Może będą jakieś dodatkowe spotkania z mieszkańcami? Mieszkańcy są naprawdę zaniepokojeni.
- To jest problem, ale mówię, zakaz ma 5-letnią karencję. Mamy 5 lat na przygotowanie się. Mamy symulacje, które pokazują, kto może być beneficjentem programu osłonowego. Życie może to jednak zweryfikować. Podobnie było przy czynszach.
Wczoraj Rada Miasta nie zgodziła się także na podwyżki podatków od nieruchomości. To zaledwie kilka złotych w skali roku. Dlaczego tak się stało?
- Dla mieszkańca, który ma mieszkanie 50-metrowe, 4 grosze dodatkowo na metrze, to jest niedużo. Ale tak zdecydowała większość. Ja głosowałem inaczej.
Jakie to mogły by być dodatkowe wpływy?
Około 17 milionów więcej do budżetu. Była poprawka, która proponowała obniżenie podatku od nieruchomości dla lokali, gdzie są organizacje pozarządowe i żłobki.

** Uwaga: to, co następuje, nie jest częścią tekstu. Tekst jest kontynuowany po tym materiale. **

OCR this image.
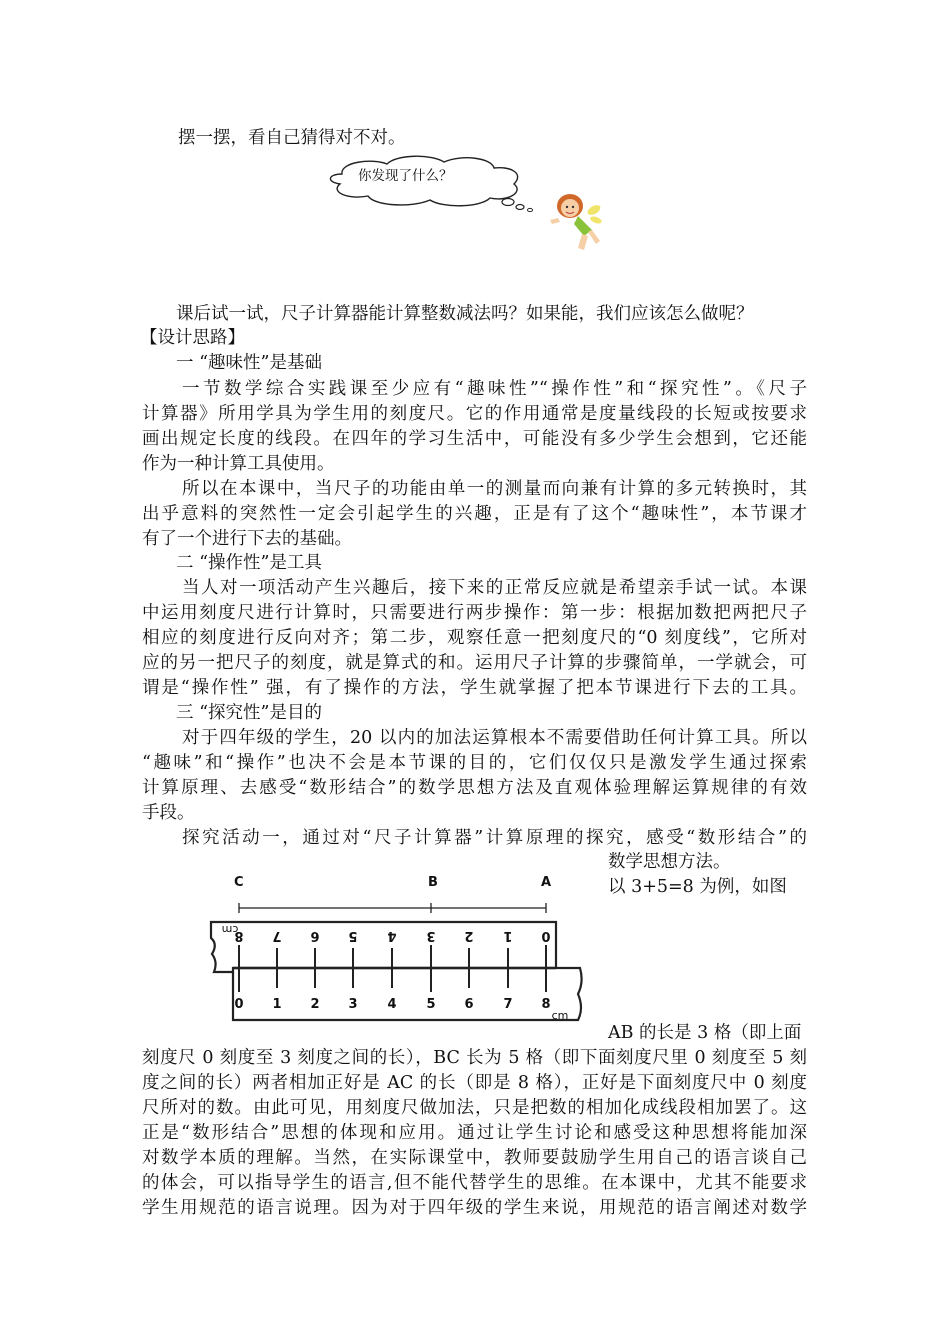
摆一摆，看自己猜得对不对。
你发现了什么？
课后试一试，尺子计算器能计算整数减法吗？如果能，我们应该怎么做呢？
【设计思路】
一 “趣味性”是基础
一节数学综合实践课至少应有“趣味性”“操作性”和“探究性”。《尺子
计算器》所用学具为学生用的刻度尺。它的作用通常是度量线段的长短或按要求
画出规定长度的线段。在四年的学习生活中，可能没有多少学生会想到，它还能
作为一种计算工具使用。
所以在本课中，当尺子的功能由单一的测量而向兼有计算的多元转换时，其
出乎意料的突然性一定会引起学生的兴趣，正是有了这个“趣味性”，本节课才
有了一个进行下去的基础。
二 “操作性”是工具
当人对一项活动产生兴趣后，接下来的正常反应就是希望亲手试一试。本课
中运用刻度尺进行计算时，只需要进行两步操作：第一步：根据加数把两把尺子
相应的刻度进行反向对齐；第二步，观察任意一把刻度尺的“0 刻度线”，它所对
应的另一把尺子的刻度，就是算式的和。运用尺子计算的步骤简单，一学就会，可
谓是“操作性” 强，有了操作的方法，学生就掌握了把本节课进行下去的工具。
三 “探究性”是目的
对于四年级的学生，20 以内的加法运算根本不需要借助任何计算工具。所以
“趣味”和“操作”也决不会是本节课的目的，它们仅仅只是激发学生通过探索
计算原理、去感受“数形结合”的数学思想方法及直观体验理解运算规律的有效
手段。
探究活动一，通过对“尺子计算器”计算原理的探究，感受“数形结合”的
数学思想方法。
以 3+5=8 为例，如图
C	B	A
8 7 6 5 4 3 2 1 0
cm
0 1 2 3 4 5 6 7 8
cm
AB 的长是 3 格（即上面
刻度尺 0 刻度至 3 刻度之间的长），BC 长为 5 格（即下面刻度尺里 0 刻度至 5 刻
度之间的长）两者相加正好是 AC 的长（即是 8 格），正好是下面刻度尺中 0 刻度
尺所对的数。由此可见，用刻度尺做加法，只是把数的相加化成线段相加罢了。这
正是“数形结合”思想的体现和应用。通过让学生讨论和感受这种思想将能加深
对数学本质的理解。当然，在实际课堂中，教师要鼓励学生用自己的语言谈自己
的体会，可以指导学生的语言,但不能代替学生的思维。在本课中，尤其不能要求
学生用规范的语言说理。因为对于四年级的学生来说，用规范的语言阐述对数学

To też nie przeszło.
Uraziły pana słowa posła Niesiołowskiego o kardynale Dziwiszu?
- Na pewno bym tak nie powiedział. Uważam, że w każdej sytuacji trzeba spokojnie podchodzić do rzeczy. Pamiętam traumę po katastrofie. Sam byłem na pogrzebie i żałuję, że przez te lata z katastrofy zaczęliśmy robić politykę.
Wczoraj w tym miejscu poseł Szczerski mówił, ze krakowska PO powinna przeprosić kardynała Dziwisza.
- Każdy działa na własny rachunek. Jak ktoś jest członkiem organizacji i przedstawia swoje stanowisko, to sam bierze za to odpowiedzialność. Rozumiem nerwy różnych stron. Ludzie też nas o to pytają.
Powie pan metropolicie, że poseł Niesiołowski przesadził?
- Jak będę miał okazję, to być może tak.